Irã envia petroleiros para Venezuela e eleva tensão com os Estados Unidos

País afirma que os EUA destacaram navios de guerra para acompanhar navios

por FolhaPress

20/05/2020 - 06h00

Teerã - O envio de cinco petroleiros do Irã para a Venezuela colocou os dois países, adversários dos EUA, em renovada tensão com Washington. O Irã afirma que os EUA destacaram quatro navios de guerra e um avião de espionagem eletrônica para acompanhar e, talvez, interceptar seus petroleiros. O chanceler do país, Javad Zarif, enviou carta esta semana à Organização das Nações Unidas alertando que o Irã iria responde à altura de qualquer "ato de pirataria", lembrando o óbvio: ambos os países estão sob sanção pelos EUA, mas nada os impede de fazer negócios entre si.

Segundo a agência de notícias Mehr, o embaixador suíço no país persa, que representa interesses americanos, foi chamado à chancelaria para ouvir as queixas. Os EUA não comentaram oficialmente, mas desde abril têm mantido exercícios navais regulares no Caribe, visando deixar o regime de Nicolás Maduro sob pressão. Na semana passada, uma reportagem da agência Reuters disse que americanos consideravam uma ação.

O risco de um embate militar, contudo, parece baixo. Trump pode estar perto de uma eleição, o que sempre faz rufar tambores de guerra, mas tem de lidar com a maior taxa de infecção de coronavírus do mundo.

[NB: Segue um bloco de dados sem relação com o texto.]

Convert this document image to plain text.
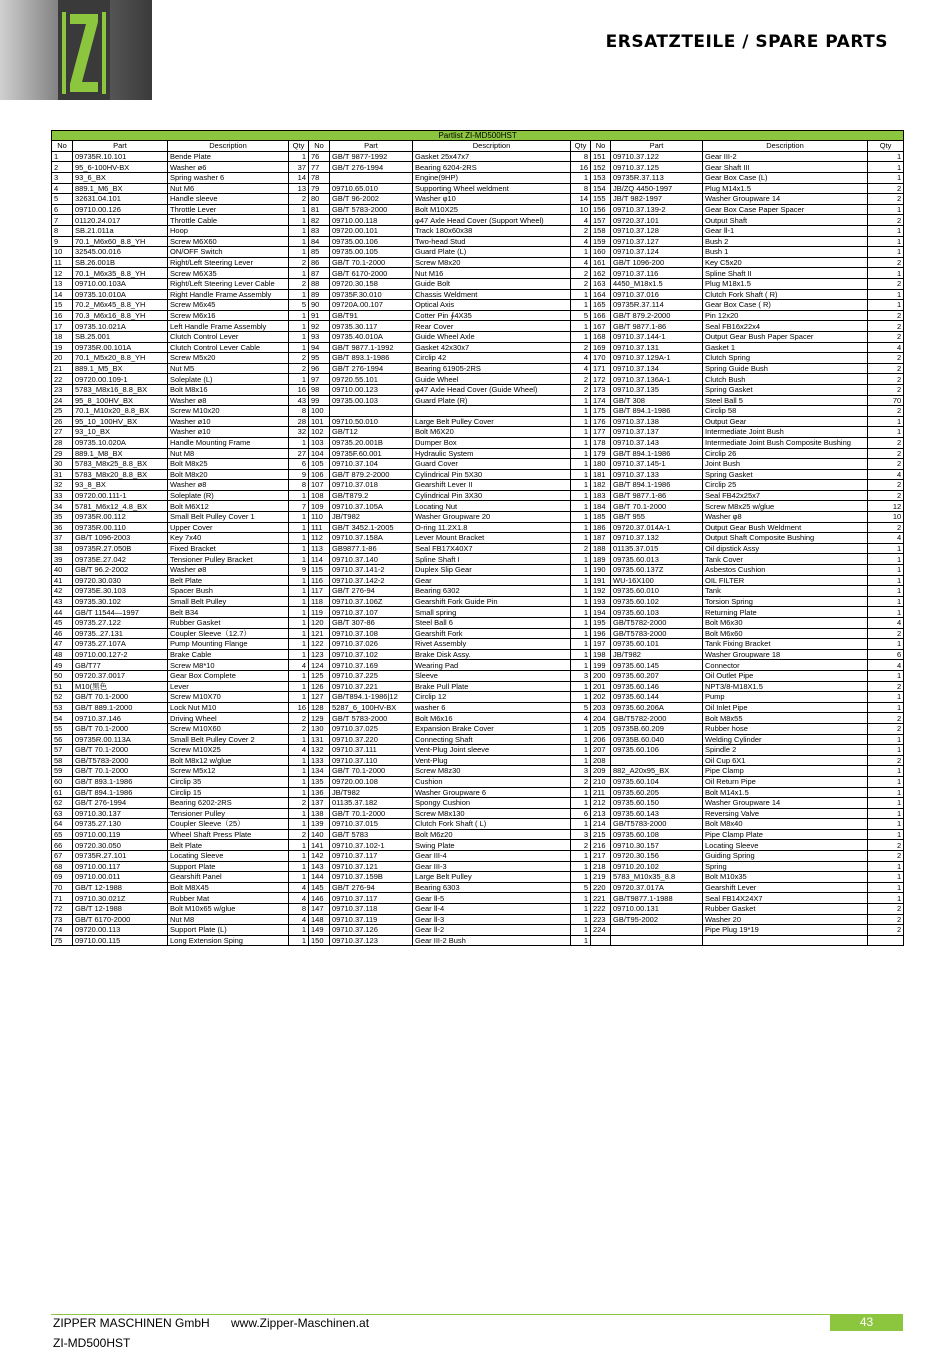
ERSATZTEILE / SPARE PARTS
Partlist ZI-MD500HST											
No	Part	Description	Qty	No	Part	Description	Qty	No	Part	Description	Qty
1	09735R.10.101	Bende Plate	1	76	GB/T 9877-1992	Gasket 25x47x7	8	151	09710.37.122	Gear III-2	1
2	95_6-100HV-BX	Washer ø6	37	77	GB/T 276-1994	Bearing 6204-2RS	16	152	09710.37.125	Gear Shaft III	1
3	93_6_BX	Spring washer 6	14	78		Engine(9HP)	1	153	09735R.37.113	Gear Box Case (L)	1
4	889.1_M6_BX	Nut M6	13	79	09710.65.010	Supporting Wheel weldment	8	154	JB/ZQ 4450-1997	Plug M14x1.5	2
5	32631.04.101	Handle sleeve	2	80	GB/T 96-2002	Washer φ10	14	155	JB/T 982-1997	Washer Groupware 14	2
6	09710.00.126	Throttle Lever	1	81	GB/T 5783-2000	Bolt M10X25	10	156	09710.37.139-2	Gear Box Case Paper Spacer	1
7	01120.24.017	Throttle Cable	1	82	09710.00.118	φ47 Axle Head Cover (Support Wheel)	4	157	09720.37.101	Output Shaft	2
8	SB.21.011a	Hoop	1	83	09720.00.101	Track 180x60x38	2	158	09710.37.128	Gear Ⅱ-1	1
9	70.1_M6x60_8.8_YH	Screw M6X60	1	84	09735.00.106	Two-head Stud	4	159	09710.37.127	Bush 2	1
10	32545.00.016	ON/OFF Switch	1	85	09735.00.105	Guard Plate (L)	1	160	09710.37.124	Bush 1	1
11	SB.26.001B	Right/Left Steering Lever	2	86	GB/T 70.1-2000	Screw M8x20	4	161	GB/T 1096-200	Key C5x20	2
12	70.1_M6x35_8.8_YH	Screw M6X35	1	87	GB/T 6170-2000	Nut M16	2	162	09710.37.116	Spline Shaft II	1
13	09710.00.103A	Right/Left Steering Lever Cable	2	88	09720.30.158	Guide Bolt	2	163	4450_M18x1.5	Plug M18x1.5	2
14	09735.10.010A	Right Handle Frame Assembly	1	89	09735F.30.010	Chassis Weldment	1	164	09710.37.016	Clutch Fork Shaft ( R)	1
15	70.2_M6x45_8.8_YH	Screw M6x45	5	90	09720A.00.107	Optical Axis	1	165	09735R.37.114	Gear Box Case ( R)	1
16	70.3_M6x16_8.8_YH	Screw M6x16	1	91	GB/T91	Cotter Pin ∮4X35	5	166	GB/T 879.2-2000	Pin 12x20	2
17	09735.10.021A	Left Handle Frame Assembly	1	92	09735.30.117	Rear Cover	1	167	GB/T 9877.1-86	Seal FB16x22x4	2
18	SB.25.001	Clutch Control Lever	1	93	09735.40.010A	Guide Wheel Axle	1	168	09710.37.144-1	Output Gear Bush Paper Spacer	2
19	09735R.00.101A	Clutch Control Lever Cable	1	94	GB/T 9877.1-1992	Gasket 42x30x7	2	169	09710.37.131	Gasket 1	4
20	70.1_M5x20_8.8_YH	Screw M5x20	2	95	GB/T 893.1-1986	Circlip 42	4	170	09710.37.129A-1	Clutch Spring	2
21	889.1_M5_BX	Nut M5	2	96	GB/T 276-1994	Bearing 61905-2RS	4	171	09710.37.134	Spring Guide Bush	2
22	09720.00.109-1	Soleplate (L)	1	97	09720.55.101	Guide Wheel	2	172	09710.37.136A-1	Clutch Bush	2
23	5783_M8x16_8.8_BX	Bolt M8x16	16	98	09710.00.123	φ47 Axle Head Cover (Guide Wheel)	2	173	09710.37.135	Spring Gasket	2
24	95_8_100HV_BX	Washer ø8	43	99	09735.00.103	Guard Plate (R)	1	174	GB/T 308	Steel Ball 5	70
25	70.1_M10x20_8.8_BX	Screw M10x20	8	100			1	175	GB/T 894.1-1986	Circlip 58	2
26	95_10_100HV_BX	Washer ø10	28	101	09710.50.010	Large Belt Pulley Cover	1	176	09710.37.138	Output Gear	1
27	93_10_BX	Washer ø10	32	102	GB/T12	Bolt M6X20	1	177	09710.37.137	Intermediate Joint Bush	1
28	09735.10.020A	Handle Mounting Frame	1	103	09735.20.001B	Dumper Box	1	178	09710.37.143	Intermediate Joint Bush Composite Bushing	2
29	889.1_M8_BX	Nut M8	27	104	09735F.60.001	Hydraulic System	1	179	GB/T 894.1-1986	Circlip 26	2
30	5783_M8x25_8.8_BX	Bolt M8x25	6	105	09710.37.104	Guard Cover	1	180	09710.37.145-1	Joint Bush	2
31	5783_M8x20_8.8_BX	Bolt M8x20	9	106	GB/T 879.2-2000	Cylindrical Pin 5X30	1	181	09710.37.133	Spring Gasket	4
32	93_8_BX	Washer ø8	8	107	09710.37.018	Gearshift Lever II	1	182	GB/T 894.1-1986	Circlip 25	2
33	09720.00.111-1	Soleplate (R)	1	108	GB/T879.2	Cylindrical Pin 3X30	1	183	GB/T 9877.1-86	Seal FB42x25x7	2
34	5781_M6x12_4.8_BX	Bolt M6X12	7	109	09710.37.105A	Locating Nut	1	184	GB/T 70.1-2000	Screw M8x25 w/glue	12
35	09735R.00.112	Small Belt Pulley Cover 1	1	110	JB/T982	Washer Groupware 20	1	185	GB/T 955	Washer φ8	10
36	09735R.00.110	Upper Cover	1	111	GB/T 3452.1-2005	O-ring 11.2X1.8	1	186	09720.37.014A-1	Output Gear Bush Weldment	2
37	GB/T 1096-2003	Key 7x40	1	112	09710.37.158A	Lever Mount Bracket	1	187	09710.37.132	Output Shaft Composite Bushing	4
38	09735R.27.050B	Fixed Bracket	1	113	GB9877.1-86	Seal FB17X40X7	2	188	01135.37.015	Oil dipstick Assy	1
39	09735E.27.042	Tensioner Pulley Bracket	1	114	09710.37.140	Spline Shaft I	1	189	09735.60.013	Tank Cover	1
40	GB/T 96.2-2002	Washer ø8	9	115	09710.37.141-2	Duplex Slip Gear	1	190	09735.60.137Z	Asbestos Cushion	1
41	09720.30.030	Belt Plate	1	116	09710.37.142-2	Gear	1	191	WU-16X100	OIL FILTER	1
42	09735E.30.103	Spacer Bush	1	117	GB/T 276-94	Bearing 6302	1	192	09735.60.010	Tank	1
43	09735.30.102	Small Belt Pulley	1	118	09710.37.106Z	Gearshift Fork Guide Pin	1	193	09735.60.102	Torsion Spring	1
44	GB/T 11544—1997	Belt B34	1	119	09710.37.107	Small spring	1	194	09735.60.103	Returning Plate	1
45	09735.27.122	Rubber Gasket	1	120	GB/T 307-86	Steel Ball 6	1	195	GB/T5782-2000	Bolt M6x30	4
46	09735..27.131	Coupler Sleeve（12.7）	1	121	09710.37.108	Gearshift Fork	1	196	GB/T5783-2000	Bolt M6x60	2
47	09735.27.107A	Pump Mounting Flange	1	122	09710.37.026	Rivet Assembly	1	197	09735.60.101	Tank Fixing Bracket	1
48	09710.00.127-2	Brake Cable	1	123	09710.37.102	Brake Disk Assy.	1	198	JB/T982	Washer Groupware 18	6
49	GB/T77	Screw M8*10	4	124	09710.37.169	Wearing Pad	1	199	09735.60.145	Connector	4
50	09720.37.0017	Gear Box Complete	1	125	09710.37.225	Sleeve	3	200	09735.60.207	Oil Outlet Pipe	1
51	M10(黑色	Lever	1	126	09710.37.221	Brake Pull Plate	1	201	09735.60.146	NPT3/8-M18X1.5	2
52	GB/T 70.1-2000	Screw M10X70	1	127	GB/T894.1-1986|12	Circlip 12	1	202	09735.60.144	Pump	1
53	GB/T 889.1-2000	Lock Nut M10	16	128	5287_6_100HV-BX	washer 6	5	203	09735.60.206A	Oil Inlet Pipe	1
54	09710.37.146	Driving Wheel	2	129	GB/T 5783-2000	Bolt M6x16	4	204	GB/T5782-2000	Bolt M8x55	2
55	GB/T 70.1-2000	Screw M10X60	2	130	09710.37.025	Expansion Brake Cover	1	205	09735B.60.209	Rubber hose	2
56	09735R.00.113A	Small Belt Pulley Cover 2	1	131	09710.37.220	Connecting Shaft	1	206	09735B.60.040	Welding Cylinder	1
57	GB/T 70.1-2000	Screw M10X25	4	132	09710.37.111	Vent-Plug Joint sleeve	1	207	09735.60.106	Spindle 2	1
58	GB/T5783-2000	Bolt M8x12 w/glue	1	133	09710.37.110	Vent-Plug	1	208		Oil Cup 6X1	2
59	GB/T 70.1-2000	Screw M5x12	1	134	GB/T 70.1-2000	Screw M8z30	3	209	882_A20x95_BX	Pipe Clamp	1
60	GB/T 893.1-1986	Circlip 35	1	135	09720.00.108	Cushion	2	210	09735.60.104	Oil Return Pipe	1
61	GB/T 894.1-1986	Circlip 15	1	136	JB/T982	Washer Groupware 6	1	211	09735.60.205	Bolt M14x1.5	1
62	GB/T 276-1994	Bearing 6202-2RS	2	137	01135.37.182	Spongy Cushion	1	212	09735.60.150	Washer Groupware 14	1
63	09710.30.137	Tensioner Pulley	1	138	GB/T 70.1-2000	Screw M8x130	6	213	09735.60.143	Reversing Valve	1
64	09735.27.130	Coupler Sleeve（25）	1	139	09710.37.015	Clutch Fork Shaft ( L)	1	214	GB/T5783-2000	Bolt M8x40	1
65	09710.00.119	Wheel Shaft Press Plate	2	140	GB/T 5783	Bolt M6z20	3	215	09735.60.108	Pipe Clamp Plate	1
66	09720.30.050	Belt Plate	1	141	09710.37.102-1	Swing Plate	2	216	09710.30.157	Locating Sleeve	2
67	09735R.27.101	Locating Sleeve	1	142	09710.37.117	Gear III-4	1	217	09720.30.156	Guiding Spring	2
68	09710.00.117	Support Plate	1	143	09710.37.121	Gear III-3	1	218	09710.20.102	Spring	1
69	09710.00.011	Gearshift Panel	1	144	09710.37.159B	Large Belt Pulley	1	219	5783_M10x35_8.8	Bolt M10x35	1
70	GB/T 12-1988	Bolt M8X45	4	145	GB/T 276-94	Bearing 6303	5	220	09720.37.017A	Gearshift Lever	1
71	09710.30.021Z	Rubber Mat	4	146	09710.37.117	Gear Ⅱ-5	1	221	GB/T9877.1-1988	Seal FB14X24X7	1
72	GB/T 12-1988	Bolt M10x65 w/glue	8	147	09710.37.118	Gear Ⅱ-4	1	222	09710.00.131	Rubber Gasket	2
73	GB/T 6170-2000	Nut M8	4	148	09710.37.119	Gear Ⅱ-3	1	223	GB/T95-2002	Washer 20	2
74	09720.00.113	Support Plate (L)	1	149	09710.37.126	Gear Ⅱ-2	1	224		Pipe Plug 19*19	2
75	09710.00.115	Long Extension Sping	1	150	09710.37.123	Gear III-2 Bush	1				
ZIPPER MASCHINEN GmbH www.Zipper-Maschinen.at	43
ZI-MD500HST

"Os petroleiros não irão mudar o cálculo dos EUA de evitar uma intervenção na Venezuela. O custo seria muito alto e o retorno, especialmente agora, mínimo. Sobre o Irã, Washington não vai querer dar motivos para Teerã escalar", afirma Allison Fedirka, diretora de análises da consultoria americana Geopolitical Futures.

Como a emergência da pandemia do novo coronavírus talvez faça esquecer, EUA e Irã quase foram às vias de fato no começo de janeiro, quando a Covid-19 ainda era uma obscura pneumonia relatada no interior da China.